Polisi Tangkap Mobil Travel Gelap Pemudik yang Masuk Jogja

Foto ilustrasi: Petugas dari Polres Gunungkidul dan Dinas Perhubungan melakukan pemeriksaan terhadap kendaraan luar DIY di pintu masuk di Kapanewon Patuk, Jumat (12/2/2021). - Ist/dok Dishub Gunungkidul
03 Mei 2021 19:47 WIB Abdul Hamied Razak Sleman Share :

Harianjogja.com, SLEMAN- Kepolisian Resor (Polres) Sleman menahan satu unit travel gelap yang membawa pemudik saat masuk ke Jogja. Polres Sleman berjanji akan menindak tegas jika selama masa pengetatan larangan mudik ditemukan travel gelap yang mengangkut pemudik.

Kasat Lantas Polres Sleman AKP Anang Tri Novian mengatakan saat dilakukan operasi pengetatan larangan Mudik di Pos Prambanan ditemukan satu kendaraan yang dijadikan untuk mengangkut pemudik. "Ada lima orang di dalamnya, setelah ditanya katanya mudik. Itu dari wilayah Jateng masuk ke Jogja," kata Anang, Senin (3/5/2021).

Anang mengatakan, atas pelanggaran itu maka kendaraan tersebut untuk sementara ditahan di Polres Sleman dan akan dilepas setelah larangan mudik lebaran usai. "Kami beri tilang dan kendaraan ditahan. Itu mobil pribadi, plat hitam, mengangkut pemudik. Kalau travel kan harus plat kuning," katanya.

Baca juga: Aparat Temukan 11 Pemudik Tak Bawa Surat Bebas Covid-19 di Terminal Giwangan

Menurut Anang, temuan tersebut terjadi jalur utama Pos Prambanan. Selain travel gelap, kepolisian kepolisian juga akan mengecek kendaraan bak tertutup untuk memastikan tidak digunakan sebagai angkutan mudik. "Kami terjunkan 213 personel untuk operasi ini. Nanti dibantu dari TNI Polri, Dishub dan Satpol PP. Penjagaan selama 24 jam dengan 3 shift," katanya.
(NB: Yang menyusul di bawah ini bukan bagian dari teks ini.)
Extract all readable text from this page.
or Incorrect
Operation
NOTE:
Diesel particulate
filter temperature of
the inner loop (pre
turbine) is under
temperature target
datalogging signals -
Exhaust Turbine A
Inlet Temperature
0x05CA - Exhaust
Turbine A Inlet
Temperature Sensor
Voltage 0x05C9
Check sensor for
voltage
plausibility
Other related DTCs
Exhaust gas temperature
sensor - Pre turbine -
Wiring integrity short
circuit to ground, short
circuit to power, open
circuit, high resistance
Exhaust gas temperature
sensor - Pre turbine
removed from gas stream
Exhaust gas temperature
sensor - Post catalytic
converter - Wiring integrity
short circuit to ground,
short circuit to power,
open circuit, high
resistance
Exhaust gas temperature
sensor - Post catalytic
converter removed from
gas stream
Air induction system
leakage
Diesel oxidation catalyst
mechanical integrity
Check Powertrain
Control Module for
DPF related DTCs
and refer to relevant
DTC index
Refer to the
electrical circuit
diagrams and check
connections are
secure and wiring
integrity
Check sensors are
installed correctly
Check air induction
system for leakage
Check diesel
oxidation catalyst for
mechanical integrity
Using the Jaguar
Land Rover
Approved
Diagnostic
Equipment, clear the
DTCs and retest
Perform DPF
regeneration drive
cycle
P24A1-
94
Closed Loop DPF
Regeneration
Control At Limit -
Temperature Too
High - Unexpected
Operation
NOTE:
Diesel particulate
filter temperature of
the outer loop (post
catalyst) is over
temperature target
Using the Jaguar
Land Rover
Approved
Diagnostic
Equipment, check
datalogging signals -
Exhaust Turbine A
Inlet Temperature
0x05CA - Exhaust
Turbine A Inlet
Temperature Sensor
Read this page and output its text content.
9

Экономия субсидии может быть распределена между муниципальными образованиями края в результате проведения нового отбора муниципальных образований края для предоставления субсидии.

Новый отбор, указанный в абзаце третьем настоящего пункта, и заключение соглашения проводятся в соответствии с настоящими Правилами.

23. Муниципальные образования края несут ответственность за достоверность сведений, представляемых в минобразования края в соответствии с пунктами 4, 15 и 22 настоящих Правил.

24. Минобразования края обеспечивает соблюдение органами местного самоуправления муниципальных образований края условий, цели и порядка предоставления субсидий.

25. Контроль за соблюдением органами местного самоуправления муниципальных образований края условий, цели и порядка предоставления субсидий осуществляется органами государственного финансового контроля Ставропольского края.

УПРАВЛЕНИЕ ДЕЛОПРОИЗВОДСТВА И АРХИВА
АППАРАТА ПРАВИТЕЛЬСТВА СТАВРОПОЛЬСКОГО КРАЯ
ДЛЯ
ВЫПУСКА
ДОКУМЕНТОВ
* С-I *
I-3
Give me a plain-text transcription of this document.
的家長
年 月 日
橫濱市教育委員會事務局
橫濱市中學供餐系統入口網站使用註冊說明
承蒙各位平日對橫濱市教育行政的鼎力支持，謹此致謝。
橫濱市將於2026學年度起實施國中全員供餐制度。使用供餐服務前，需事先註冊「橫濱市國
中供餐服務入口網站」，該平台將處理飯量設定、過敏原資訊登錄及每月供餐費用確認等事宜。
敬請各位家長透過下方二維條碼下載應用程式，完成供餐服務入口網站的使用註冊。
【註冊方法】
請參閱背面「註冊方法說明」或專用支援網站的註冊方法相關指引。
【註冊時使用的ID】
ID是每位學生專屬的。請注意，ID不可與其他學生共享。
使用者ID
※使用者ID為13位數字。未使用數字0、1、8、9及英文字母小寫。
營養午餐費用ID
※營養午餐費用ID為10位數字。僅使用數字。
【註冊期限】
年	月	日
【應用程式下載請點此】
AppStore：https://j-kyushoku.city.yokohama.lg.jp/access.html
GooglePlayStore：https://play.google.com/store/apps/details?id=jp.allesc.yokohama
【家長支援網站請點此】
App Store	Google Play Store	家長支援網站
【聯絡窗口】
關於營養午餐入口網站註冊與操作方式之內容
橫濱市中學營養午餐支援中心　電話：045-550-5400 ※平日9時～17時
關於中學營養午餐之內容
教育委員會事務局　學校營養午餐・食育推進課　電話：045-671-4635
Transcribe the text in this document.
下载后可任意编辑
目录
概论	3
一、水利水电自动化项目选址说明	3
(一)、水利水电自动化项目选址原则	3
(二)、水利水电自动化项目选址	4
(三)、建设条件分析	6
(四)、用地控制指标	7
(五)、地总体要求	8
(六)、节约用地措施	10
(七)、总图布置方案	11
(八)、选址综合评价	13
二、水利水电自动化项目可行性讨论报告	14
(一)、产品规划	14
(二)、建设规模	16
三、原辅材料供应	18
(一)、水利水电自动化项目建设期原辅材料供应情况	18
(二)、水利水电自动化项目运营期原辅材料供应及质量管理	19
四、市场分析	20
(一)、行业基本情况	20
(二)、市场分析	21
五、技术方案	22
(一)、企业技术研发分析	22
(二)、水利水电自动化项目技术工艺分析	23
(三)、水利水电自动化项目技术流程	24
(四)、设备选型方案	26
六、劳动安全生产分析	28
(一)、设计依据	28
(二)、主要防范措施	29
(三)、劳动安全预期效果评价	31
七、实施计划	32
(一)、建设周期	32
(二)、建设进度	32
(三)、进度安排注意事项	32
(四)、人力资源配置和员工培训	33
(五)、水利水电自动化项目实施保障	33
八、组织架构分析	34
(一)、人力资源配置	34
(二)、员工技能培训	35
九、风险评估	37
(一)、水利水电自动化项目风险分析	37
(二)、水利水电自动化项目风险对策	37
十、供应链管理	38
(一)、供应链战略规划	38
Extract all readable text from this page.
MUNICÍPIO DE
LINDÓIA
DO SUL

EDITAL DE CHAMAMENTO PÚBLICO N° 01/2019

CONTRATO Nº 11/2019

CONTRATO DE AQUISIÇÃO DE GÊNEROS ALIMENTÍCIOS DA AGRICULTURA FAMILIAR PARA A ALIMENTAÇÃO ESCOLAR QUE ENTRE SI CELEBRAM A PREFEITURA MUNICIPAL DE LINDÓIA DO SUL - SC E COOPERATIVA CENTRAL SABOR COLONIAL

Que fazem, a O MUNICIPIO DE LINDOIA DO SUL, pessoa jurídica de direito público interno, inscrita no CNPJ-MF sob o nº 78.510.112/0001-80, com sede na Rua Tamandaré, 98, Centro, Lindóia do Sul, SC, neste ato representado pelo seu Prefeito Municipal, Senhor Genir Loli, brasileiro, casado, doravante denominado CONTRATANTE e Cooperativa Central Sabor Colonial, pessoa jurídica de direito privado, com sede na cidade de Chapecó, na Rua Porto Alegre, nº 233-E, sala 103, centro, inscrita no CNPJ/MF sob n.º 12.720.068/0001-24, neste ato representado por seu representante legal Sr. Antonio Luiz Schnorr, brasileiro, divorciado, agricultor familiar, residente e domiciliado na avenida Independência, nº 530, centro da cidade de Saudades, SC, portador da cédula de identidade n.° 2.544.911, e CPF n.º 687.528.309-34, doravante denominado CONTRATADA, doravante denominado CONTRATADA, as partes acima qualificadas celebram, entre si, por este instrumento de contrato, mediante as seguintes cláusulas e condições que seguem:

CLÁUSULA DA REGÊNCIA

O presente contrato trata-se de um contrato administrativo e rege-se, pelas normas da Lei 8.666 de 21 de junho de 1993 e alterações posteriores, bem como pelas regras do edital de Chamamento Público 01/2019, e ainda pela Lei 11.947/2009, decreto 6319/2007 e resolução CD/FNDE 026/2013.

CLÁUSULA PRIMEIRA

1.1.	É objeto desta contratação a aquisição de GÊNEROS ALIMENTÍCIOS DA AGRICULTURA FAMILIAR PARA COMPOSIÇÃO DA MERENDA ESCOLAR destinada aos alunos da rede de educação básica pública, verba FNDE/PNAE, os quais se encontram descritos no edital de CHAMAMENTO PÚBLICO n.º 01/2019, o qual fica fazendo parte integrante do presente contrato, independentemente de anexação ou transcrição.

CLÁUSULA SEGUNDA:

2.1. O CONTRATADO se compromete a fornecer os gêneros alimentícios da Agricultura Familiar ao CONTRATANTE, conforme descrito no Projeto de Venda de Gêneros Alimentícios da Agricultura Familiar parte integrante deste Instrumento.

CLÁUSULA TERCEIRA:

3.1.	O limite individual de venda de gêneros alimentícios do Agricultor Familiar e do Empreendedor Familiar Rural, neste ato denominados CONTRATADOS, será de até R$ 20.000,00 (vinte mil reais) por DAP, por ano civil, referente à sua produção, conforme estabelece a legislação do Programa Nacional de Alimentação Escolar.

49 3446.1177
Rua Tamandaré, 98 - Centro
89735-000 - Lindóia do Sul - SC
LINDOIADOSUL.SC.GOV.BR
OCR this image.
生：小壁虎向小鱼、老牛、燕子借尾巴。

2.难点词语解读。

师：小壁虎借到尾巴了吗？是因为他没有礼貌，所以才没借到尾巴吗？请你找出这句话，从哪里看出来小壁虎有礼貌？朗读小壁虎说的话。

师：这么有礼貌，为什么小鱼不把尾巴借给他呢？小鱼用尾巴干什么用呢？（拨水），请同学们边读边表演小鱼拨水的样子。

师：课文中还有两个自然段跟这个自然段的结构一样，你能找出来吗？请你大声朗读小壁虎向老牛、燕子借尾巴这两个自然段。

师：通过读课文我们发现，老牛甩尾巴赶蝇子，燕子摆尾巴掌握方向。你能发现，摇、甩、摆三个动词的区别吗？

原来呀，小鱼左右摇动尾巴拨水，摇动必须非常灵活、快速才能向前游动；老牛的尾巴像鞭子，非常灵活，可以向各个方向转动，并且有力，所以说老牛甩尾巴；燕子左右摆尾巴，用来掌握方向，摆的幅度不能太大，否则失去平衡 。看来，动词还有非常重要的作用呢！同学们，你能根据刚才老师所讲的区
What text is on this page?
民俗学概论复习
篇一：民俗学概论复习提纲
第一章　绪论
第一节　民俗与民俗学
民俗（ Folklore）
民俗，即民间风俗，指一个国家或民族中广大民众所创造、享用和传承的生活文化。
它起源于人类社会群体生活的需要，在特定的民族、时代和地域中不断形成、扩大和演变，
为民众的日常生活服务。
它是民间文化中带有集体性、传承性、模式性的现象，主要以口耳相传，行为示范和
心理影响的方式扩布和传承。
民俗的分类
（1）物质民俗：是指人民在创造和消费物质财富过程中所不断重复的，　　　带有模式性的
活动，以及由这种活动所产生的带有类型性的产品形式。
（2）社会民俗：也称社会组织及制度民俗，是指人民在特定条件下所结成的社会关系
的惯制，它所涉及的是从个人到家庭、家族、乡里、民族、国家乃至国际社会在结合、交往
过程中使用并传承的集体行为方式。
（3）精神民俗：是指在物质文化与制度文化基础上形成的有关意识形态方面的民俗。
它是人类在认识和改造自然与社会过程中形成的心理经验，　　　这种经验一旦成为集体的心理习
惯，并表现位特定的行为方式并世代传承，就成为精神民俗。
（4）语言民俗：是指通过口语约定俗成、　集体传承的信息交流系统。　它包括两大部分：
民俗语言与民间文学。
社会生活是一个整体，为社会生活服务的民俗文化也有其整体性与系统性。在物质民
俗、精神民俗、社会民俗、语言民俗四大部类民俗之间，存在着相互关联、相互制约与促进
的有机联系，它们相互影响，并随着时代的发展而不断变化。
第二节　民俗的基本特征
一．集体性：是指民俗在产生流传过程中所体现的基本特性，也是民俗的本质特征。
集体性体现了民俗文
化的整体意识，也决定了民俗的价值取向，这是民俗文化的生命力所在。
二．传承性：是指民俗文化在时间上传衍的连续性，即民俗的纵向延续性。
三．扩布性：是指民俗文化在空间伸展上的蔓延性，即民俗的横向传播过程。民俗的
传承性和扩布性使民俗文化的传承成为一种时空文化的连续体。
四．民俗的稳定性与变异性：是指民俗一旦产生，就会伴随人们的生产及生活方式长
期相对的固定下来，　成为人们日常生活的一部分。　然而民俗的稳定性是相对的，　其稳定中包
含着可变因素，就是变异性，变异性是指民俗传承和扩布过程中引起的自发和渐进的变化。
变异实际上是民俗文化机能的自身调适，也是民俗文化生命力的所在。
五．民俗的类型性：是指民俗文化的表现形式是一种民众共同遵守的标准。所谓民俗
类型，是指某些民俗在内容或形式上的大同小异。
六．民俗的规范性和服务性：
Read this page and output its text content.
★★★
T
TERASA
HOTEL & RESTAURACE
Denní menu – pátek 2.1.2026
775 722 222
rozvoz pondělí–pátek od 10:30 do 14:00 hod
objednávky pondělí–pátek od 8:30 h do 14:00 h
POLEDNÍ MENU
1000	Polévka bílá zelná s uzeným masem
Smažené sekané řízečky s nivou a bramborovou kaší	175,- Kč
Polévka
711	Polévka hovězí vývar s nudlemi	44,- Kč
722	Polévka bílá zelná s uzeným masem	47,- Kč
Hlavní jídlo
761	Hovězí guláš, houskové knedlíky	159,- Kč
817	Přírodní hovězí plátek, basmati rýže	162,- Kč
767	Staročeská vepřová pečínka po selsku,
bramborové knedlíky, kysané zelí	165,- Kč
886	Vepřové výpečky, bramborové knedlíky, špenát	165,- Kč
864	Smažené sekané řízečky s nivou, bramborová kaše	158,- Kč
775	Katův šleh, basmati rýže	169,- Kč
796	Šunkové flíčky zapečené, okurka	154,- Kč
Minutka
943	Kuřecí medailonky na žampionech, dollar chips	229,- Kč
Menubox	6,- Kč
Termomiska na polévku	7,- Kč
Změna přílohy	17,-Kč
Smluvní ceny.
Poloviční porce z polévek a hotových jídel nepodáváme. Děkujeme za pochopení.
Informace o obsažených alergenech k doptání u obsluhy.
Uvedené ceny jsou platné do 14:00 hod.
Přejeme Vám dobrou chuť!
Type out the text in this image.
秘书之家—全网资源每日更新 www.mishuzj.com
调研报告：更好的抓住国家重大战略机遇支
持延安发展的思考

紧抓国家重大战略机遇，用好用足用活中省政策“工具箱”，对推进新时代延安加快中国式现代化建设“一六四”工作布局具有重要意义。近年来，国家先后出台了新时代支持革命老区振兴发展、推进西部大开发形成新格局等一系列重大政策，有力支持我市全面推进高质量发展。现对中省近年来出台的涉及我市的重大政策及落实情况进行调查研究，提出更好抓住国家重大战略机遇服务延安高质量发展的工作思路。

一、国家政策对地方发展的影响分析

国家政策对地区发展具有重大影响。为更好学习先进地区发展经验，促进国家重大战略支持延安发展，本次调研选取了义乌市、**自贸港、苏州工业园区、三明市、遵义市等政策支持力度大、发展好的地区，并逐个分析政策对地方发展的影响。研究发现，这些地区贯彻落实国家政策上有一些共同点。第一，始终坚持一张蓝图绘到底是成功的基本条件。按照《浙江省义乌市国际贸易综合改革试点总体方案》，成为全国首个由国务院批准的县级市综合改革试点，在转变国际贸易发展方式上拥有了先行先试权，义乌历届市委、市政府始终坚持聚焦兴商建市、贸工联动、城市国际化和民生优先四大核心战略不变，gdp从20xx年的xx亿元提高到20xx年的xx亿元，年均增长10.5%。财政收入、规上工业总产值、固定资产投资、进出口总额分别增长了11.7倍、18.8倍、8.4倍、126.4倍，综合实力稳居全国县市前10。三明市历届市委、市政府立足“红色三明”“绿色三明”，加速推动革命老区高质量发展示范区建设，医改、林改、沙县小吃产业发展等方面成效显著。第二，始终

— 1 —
Sementara itu, saat melakukan operasi di pintu masuk Prambanan Sleman pada Senin (3/5/2021) sore, Kanit Dikyasa Iptu Seto Tuswanto mengatakan selama operasi penindakan belum ditemukan travel gelap yang mengangkut pemudik. "Tadi ada travel tapi kosong. Tetap kami minta putar balik," kata Seto usai operasi penindakan digelar.

Menurut Seto, kendaraan yang masuk ke wilayah DIY sampai saat ini masih didominasi plat DIY dan sekitarnya. "Ada beberapa plat dari luar DIY seperti plat Jakarta, Bandung dan Jawa Timur. Semua kami periksa dan sebagian warga sekitar. Tetapi bagi yang tidak bisa menunjukkan dokumen perjalanan dan bebas Covid-19, kami minta putar balik," katanya.

Baca juga: Lonjakan Pemudik Masuk Jogja Mulai Terjadi, Penumpang di YIA Naik 58 Persen

Seto mengatakan, sedikitnya jumlah kendaraan yang diputar balik menunjukkan kesadaran masyarakat untuk mematuhi larangan mudik semakin meningkat. Hal ini diharapkan terus dilakukan untuk memutus mata rantai penularan Covid-19.

"Ini masih masa pengetatan belum larangan. Nanti saat masa larangan mulai 6 Mei hingga 17 Mei, semua kendaraan plat luar daerah (yang tidak termasuk pengecualian) ketika masuk DIY akan diputar balik," katanya.

Termasuk, kata Seto, bus-bus AKAP yang dari luar daerah. Kepolisian akan memeriksa dokumen perjalanan seluruh penumpang. Jika tidak memenuhi syarat, bus akan diminta putar balik. "Kami akan cek dokumennya. Kalau AKAP masih beroperasi saat larangan mudik, maka akan kami minta putar balik," kata Seto.